Warner discusses elections, voting

West Virginia Secretary of State speaks to Girls State

The Inter-Mountain photos by Tim MacVean Sophia Polk, of Winfield, right, speaks with West Virginia Secretary of State Mac Warner Tuesday afternoon prior to him addressing participants, including Polk, of the 2018 American Legion Auxiliary West Virginia Rhododendron Girls State on the campus of Davis & Elkins College.

ELKINS — With their own American Legion Auxiliary West Virginia Rhododendron Girls State elections on the horizon, West Virginia Secretary of State Mac Warner spoke to the group Tuesday about the importance of elections and voting.

Warner told the group of roughly 300 high school students, who have converged on the campus of Davis & Elkins College this week, he was honored to speak to them heading into their election as he is the chief election officer for the state.

“I am going to talk about my role as secretary of state and how it interacts with the role you all play and what you are doing here today. I think the thing you are getting ready to head into best describes it. You are getting ready to head into your primary elections,” he said. “As the chief election officer for the state, elections is one of the things people think of the most when they think of the secretary of state.”

He explained a Jennings Randolph School is a school that achieves 100 percent voter registration of students eligible to vote. He added only roughly 30 schools of 220 in the state achieved that honor this year.

Warner also told Girls State participants about local resident and former D&E College student Ella Mae Thompson-Haddix.

West Virginia Secretary of State Mac Warner addresses attendees of the American Legion Auxiliary West Virginia Rhododendron Girls State Tuesday afternoon on the campus of Davis & Elkins College.

“A little piece of history, Ella Mae Thompson-Haddix, she was the first person in the United States of America to register to vote as an 18-year-old. We have been talking about it for a year or so because we try to get everybody engaged in the political process, starting with registration,” he said. “Some of you have already been honorary secretaries of state. If you can get your high school to register 100 percent of your class — 100 percent that is eligible to vote — then you become a Jennings Randolph School. We’ve given out about 30 of those this year. Out of 220-some schools, only 30 were able to achieve that record of 100 percent participation of those eligible to vote.

“It is named the Jennings Randolph Award because Jennings Randolph, who was from this area of the state, was a U.S. Senator for the state of West Virginia. He started off as a congressmen in 1942…,” he continued.

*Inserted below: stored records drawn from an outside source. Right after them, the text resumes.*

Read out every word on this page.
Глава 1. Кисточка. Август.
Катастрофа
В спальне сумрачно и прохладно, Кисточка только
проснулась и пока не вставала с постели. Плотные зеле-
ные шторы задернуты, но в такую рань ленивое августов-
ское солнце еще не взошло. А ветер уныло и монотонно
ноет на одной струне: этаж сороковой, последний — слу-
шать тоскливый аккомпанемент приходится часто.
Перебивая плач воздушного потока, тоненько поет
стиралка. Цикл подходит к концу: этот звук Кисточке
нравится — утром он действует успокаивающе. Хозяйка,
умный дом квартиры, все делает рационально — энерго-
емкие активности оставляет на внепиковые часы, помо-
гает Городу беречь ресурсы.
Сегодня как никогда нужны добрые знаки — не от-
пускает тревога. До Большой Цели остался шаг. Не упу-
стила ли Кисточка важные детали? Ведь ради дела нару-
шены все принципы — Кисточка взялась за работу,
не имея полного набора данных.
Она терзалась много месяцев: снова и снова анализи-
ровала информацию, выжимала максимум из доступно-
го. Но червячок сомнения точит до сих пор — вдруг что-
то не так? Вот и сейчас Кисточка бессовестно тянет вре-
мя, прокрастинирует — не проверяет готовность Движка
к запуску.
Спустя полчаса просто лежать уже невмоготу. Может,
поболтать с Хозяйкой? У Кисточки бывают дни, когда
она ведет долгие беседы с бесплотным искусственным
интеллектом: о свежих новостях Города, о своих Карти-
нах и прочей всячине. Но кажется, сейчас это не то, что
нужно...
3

He said he feels the connection to wartime was important when Randolph first started introducing this legislation in 1942 — something he did 11 times before it was finally passed nearly 30 years later.

“In 1942 — you will see the connection of wartime as I talk about this because sometimes it takes a dramatic event to capture people’s attention, to get people to move, to act, to make a change in society, so in 1942 World War II is going on and Jennings Randolph is a congressmen of West Virginia when he introduced legislation that said ‘I want 18-year-olds to be able to vote because if they are old enough to go off to war and fight Nazi Germany, they should be old enough to vote. …'” Warner said. “We brought home roughly 58,000 people in body bags, many of whom never got a chance to vote because they weren’t old enough. They were going off to war at 18-, 19-, 20-years-old and voting age was 21.”

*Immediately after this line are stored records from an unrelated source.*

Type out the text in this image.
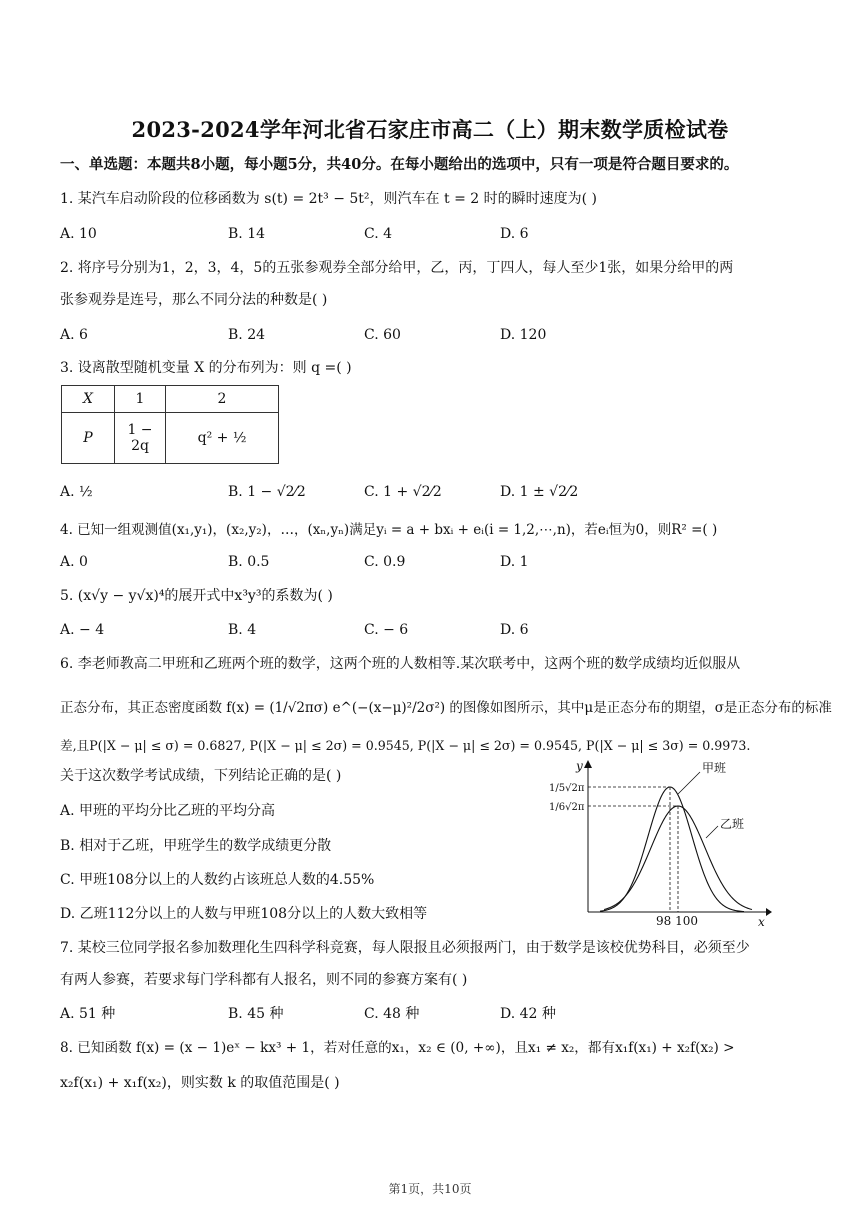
2023-2024学年河北省石家庄市高二（上）期末数学质检试卷
一、单选题：本题共8小题，每小题5分，共40分。在每小题给出的选项中，只有一项是符合题目要求的。
1. 某汽车启动阶段的位移函数为 s(t) = 2t³ − 5t²，则汽车在 t = 2 时的瞬时速度为( )
A. 10	B. 14	C. 4	D. 6
2. 将序号分别为1，2，3，4，5的五张参观券全部分给甲，乙，丙，丁四人，每人至少1张，如果分给甲的两
张参观券是连号，那么不同分法的种数是( )
A. 6	B. 24	C. 60	D. 120
3. 设离散型随机变量 X 的分布列为：则 q =( )
X	1	2
P	1 − 2q	q² + ½
A. ½	B. 1 − √2⁄2	C. 1 + √2⁄2	D. 1 ± √2⁄2
4. 已知一组观测值(x₁,y₁)，(x₂,y₂)，…，(xₙ,yₙ)满足yᵢ = a + bxᵢ + eᵢ(i = 1,2,⋯,n)，若eᵢ恒为0，则R² =( )
A. 0	B. 0.5	C. 0.9	D. 1
5. (x√y − y√x)⁴的展开式中x³y³的系数为( )
A. − 4	B. 4	C. − 6	D. 6
6. 李老师教高二甲班和乙班两个班的数学，这两个班的人数相等.某次联考中，这两个班的数学成绩均近似服从
正态分布，其正态密度函数 f(x) = (1/√2πσ) e^(−(x−μ)²/2σ²) 的图像如图所示，其中μ是正态分布的期望，σ是正态分布的标准
差,且P(|X − μ| ≤ σ) = 0.6827, P(|X − μ| ≤ 2σ) = 0.9545, P(|X − μ| ≤ 2σ) = 0.9545, P(|X − μ| ≤ 3σ) = 0.9973.
关于这次数学考试成绩，下列结论正确的是( )
A. 甲班的平均分比乙班的平均分高
B. 相对于乙班，甲班学生的数学成绩更分散
C. 甲班108分以上的人数约占该班总人数的4.55%
D. 乙班112分以上的人数与甲班108分以上的人数大致相等
y
x
甲班
乙班
1/5√2π
1/6√2π
98 100
7. 某校三位同学报名参加数理化生四科学科竞赛，每人限报且必须报两门，由于数学是该校优势科目，必须至少
有两人参赛，若要求每门学科都有人报名，则不同的参赛方案有( )
A. 51 种	B. 45 种	C. 48 种	D. 42 种
8. 已知函数 f(x) = (x − 1)eˣ − kx³ + 1，若对任意的x₁，x₂ ∈ (0, +∞)，且x₁ ≠ x₂，都有x₁f(x₁) + x₂f(x₂) >
x₂f(x₁) + x₁f(x₂)，则实数 k 的取值范围是( )
第1页，共10页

Warner emphasized that Randolph introducing the legislation nearly a dozen times shows you should never give up fighting for something you believe in.

“There is a time to stay persistent for 29 years like Jennings Randolph did to get 18-year-olds the right to vote,” Warner said. “Don’t give up just because you get stopped the first time, the second time, or 11 times like Jennings Randolph did trying to get 18-year-olds the right to vote.”

Warner is a graduate of the United States Military Academy at West Point as well as West Virginia University College of Law. He also holds master’s of law degrees from the Army Judge Advocate General’s School and the University of Virginia Law School.

He spent 23 years in the United States Military where he rose to the rank of Lt. Col. He was elected as the West Virginia Secretary of State in November 2016.

The 76th Girls State session began Sunday evening on the campus of Davis & Elkins College. Each day this week, the Girls State participants will hear from some of West Virginia’s top government officials.

West Virginia Treasurer John Purdue addressed the group Monday and Attorney General Patrick Morrisey is scheduled to speak today. Sen. Joe Manchin is also planning to participate during the week. Sen. Shelley Moore Capito spoke Sunday evening.

In accordance with Girls State’s emphasis on veterans, several activities are planned to pay tribute to those who have served our country and to educate the citizens about the role of American Legion Auxiliary members. Former POW and Iraq War veteran Jessica Lynch will be honored in a special ceremony at the week’s conclusion.